Oé, Kenzaburo. ¡Despertad oh jóvenes de la nueva era! Barcelona: Editorial Planeta, 2015.
—. Una cuestión personal. Barcelona: Editorial Anagrama, 2016.
Neruda, Pablo. Residencia en la tierra. 1925-1932. Disponible en: https://www.literatura.us/neruda/tierra.html
Nussbaum, Martha. Paisajes del pensamiento: la inteligencia de las emociones. Barcelona: Paídós, 2017.
Winter, Judy. Breakthrough
Parenting for Children with Special Needs: Raising the Bar of Expectations. San Francisco:
Jossey-Bass, 2006.
Notas
[1] “Primero, lloras”. Se trata del libro Breakthrough Parenting for Children with Special Needs: Raising the Bar of Expectations, de autoría de Judy Winter.
[2] “El sueño del bebé perfecto”.
[3] Me refiero a las ideas expuestas por este autor en la conferencia titulada “Planto, poema, sublevación”, leída durante marzo de 2018 en el Círculo de Bellas Artes de Madrid. Me referiré a ella en varias ocasiones a lo largo de este texto.
[4] “Asesina al niño en su cuna antes de que nutras deseos que no ejecutarás” (mi traducción).

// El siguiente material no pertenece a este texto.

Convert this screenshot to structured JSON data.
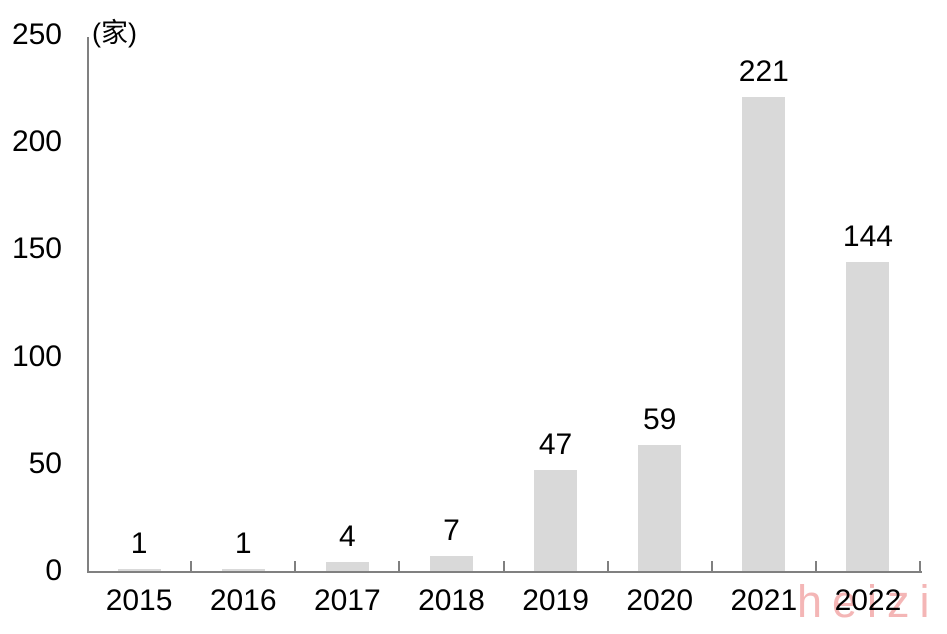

[5] Aunque en Una cuestión personal esta sea la única referencia a Blake, la obra de Oé está determinada por el célebre poeta e ilustrador inglés. En su libro ¡Despertad, oh jóvenes de la nueva era! (1983), Oé lleva a cabo una reflexión en torno a la vida con su hijo discapacitado, iluminada en todo momento por la poesía de Blake. Es del final de ese texto de donde he tomado el verso de Blake que cito en el epígrafe, reservándome el trabajo con el poeta inglés en el futuro, a manera de promesa conmigo misma.
[6] A lo largo de los últimos años, a partir de mi interés en pensar/percibir eso que llamamos ‘discapacidad’, he tratado de elaborar la noción de una ‘ética de la mirada’. El impulso está en la relación con mi hijo y la aparición de su cuerpo otro: mirar para acoger, mirar para sostener, mirar para iniciar la reflexión de los cuerpos abiertos, vulnerables, comunes (en contraposición a lo ‘inmune’). En definitiva, mirar como micropolítica.
Gracias, Karina, me dejas mucho sobre qué pensar.